PAPA BENTO XVI
AUDIÊNCIA GERAL
Sala Paulo VI
Quarta-feira, 21 de Novembro de 2012
Quarta-feira, 21 de Novembro de 2012
Caminhemos em frente neste Ano da fé, levando no nosso coração a esperança
de redescobrir quanta alegria existe em crer e em reencontrar o entusiasmo de
comunicar a todos as verdades da fé. Estas verdades não constituem uma simples
mensagem acerca de Deus, uma informação particular sobre Ele. Ao contrário,
exprimem o acontecimento do encontro de Deus com os homens, encontro salvífico
e libertador, que realiza as aspirações mais profundas do homem, os seus
anseios de paz, de fraternidade e de amor. A fé leva a descobrir que o encontro
com Deus valoriza, aperfeiçoa e eleva aquilo que existe de verdadeiro, de bom e
de belo no homem. Assim acontece que, enquanto Deus se revela e se deixa
conhecer, o homem descobre quem é Deus e, conhecendo-o, descobre-se a si mesmo,
a própria origem, o seu destino, a grandeza e a dignidade da vida humana.
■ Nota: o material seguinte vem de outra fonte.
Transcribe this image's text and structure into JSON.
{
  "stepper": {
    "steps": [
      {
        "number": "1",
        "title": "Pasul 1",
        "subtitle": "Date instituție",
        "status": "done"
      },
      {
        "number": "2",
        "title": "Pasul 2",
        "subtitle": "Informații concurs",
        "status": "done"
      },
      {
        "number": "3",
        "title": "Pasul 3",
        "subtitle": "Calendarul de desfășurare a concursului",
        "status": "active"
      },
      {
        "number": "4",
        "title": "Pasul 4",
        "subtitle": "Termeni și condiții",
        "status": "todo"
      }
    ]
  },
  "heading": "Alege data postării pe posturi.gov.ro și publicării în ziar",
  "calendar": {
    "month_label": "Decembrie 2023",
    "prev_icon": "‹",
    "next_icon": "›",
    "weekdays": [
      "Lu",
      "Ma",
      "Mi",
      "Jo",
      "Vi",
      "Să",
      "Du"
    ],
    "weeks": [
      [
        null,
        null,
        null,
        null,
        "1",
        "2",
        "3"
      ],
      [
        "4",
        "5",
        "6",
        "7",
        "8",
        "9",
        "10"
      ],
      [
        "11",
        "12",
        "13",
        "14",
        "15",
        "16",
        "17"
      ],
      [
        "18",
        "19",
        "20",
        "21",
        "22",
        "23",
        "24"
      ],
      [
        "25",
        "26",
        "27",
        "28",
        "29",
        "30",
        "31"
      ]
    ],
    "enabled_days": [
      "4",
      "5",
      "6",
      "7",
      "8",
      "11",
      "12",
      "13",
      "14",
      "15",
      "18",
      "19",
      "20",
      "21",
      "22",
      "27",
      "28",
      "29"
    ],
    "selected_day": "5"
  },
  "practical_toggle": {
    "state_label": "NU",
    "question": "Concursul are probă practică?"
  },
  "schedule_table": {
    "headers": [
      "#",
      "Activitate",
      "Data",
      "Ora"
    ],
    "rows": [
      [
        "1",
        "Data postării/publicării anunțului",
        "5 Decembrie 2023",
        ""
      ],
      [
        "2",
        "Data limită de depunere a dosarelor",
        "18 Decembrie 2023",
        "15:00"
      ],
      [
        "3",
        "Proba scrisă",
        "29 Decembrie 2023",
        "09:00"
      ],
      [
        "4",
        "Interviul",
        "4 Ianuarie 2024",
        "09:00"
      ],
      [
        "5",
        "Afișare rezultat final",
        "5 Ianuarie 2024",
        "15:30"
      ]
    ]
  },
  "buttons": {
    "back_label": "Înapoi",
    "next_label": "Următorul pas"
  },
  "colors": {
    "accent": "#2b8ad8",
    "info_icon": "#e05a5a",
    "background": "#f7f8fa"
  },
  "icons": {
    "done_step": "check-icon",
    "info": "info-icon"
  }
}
A fé permite um saber autêntico
sobre Deus, que abrange toda a pessoa humana: é um “saber”, ou seja de
um conhecer que confere sabor à vida, um novo gosto de existir, um modo
jubiloso de estar no mundo. A fé manifesta-se no dom de si pelos outros, na
fraternidade que torna o homem solidário, capaz de amar, vencendo a solidão que
o torna triste. Por isso, este conhecimento de Deus através da fé não é
unicamente intelectual, mas vital. É o conhecimento de Deus-Amor, graças ao seu
próprio amor. Além disso, o amor de Deus faz ver, abre os olhos, permite
conhecer toda a realidade, para além das perspectivas limitadas do
individualismo e do subjectivismo que desorientam as consciências. Por isso, o
conhecimento de Deus é experiência de fé e implica, ao mesmo tempo, um caminho
intelectual e moral: tocados profundamente pela presença do Espírito de Jesus
em nós, ultrapassamos os horizontes dos nossos egoísmos e abrimo-nos aos
verdadeiros valores da existência.
Hoje, nesta catequese, gostaria de
meditar sobre o bom senso da fé em Deus. Desde os primórdios, a tradição
católica rejeitou o chamado fideísmo, que é a vontade de crer contra a razão. Credo quia absurdum (creio, porque é absurdo) não é uma
fórmula que interpreta a fé católica. Com efeito, Deus não é absurdo,
eventualmente é mistério. O mistério por sua vez não é irracional, mas
superabundância de sentido, de significado, de verdade. Se, olhando para o
mistério, a razão vê obscuridade, não é porque no mistério não haja luz, mas
sobretudo porque há demasiada. Assim como quando o olhar do homem se volta
directamente para o sol, só vê trevas; mas quem diria que o sol não é luminoso,
aliás, a fonte da luz? A fé permite olhar para o «sol», Deus, porque é
acolhimento da sua revelação na história e, por assim dizer, recebe
verdadeiramente toda a luminosidade do mistério de Deus, reconhecendo o grande
milagre: Deus aproximou-se do homem, ofereceu-se ao seu conhecimento,
condescendendo com o limite criatural da sua razão (cf. Concílio Ecuménico
Vaticano II, Costituição dogmática Dei Verbum, 13). Ao mesmo tempo Deus,
com a sua graça, ilumina a razão, abre-lhe horizontes novos, incomensuráveis e
infinitos. Por isso, a fé constitui um estímulo a procurar sempre, a nunca
parar nem se contentar com a descoberta inesgotável da verdade e da realidade.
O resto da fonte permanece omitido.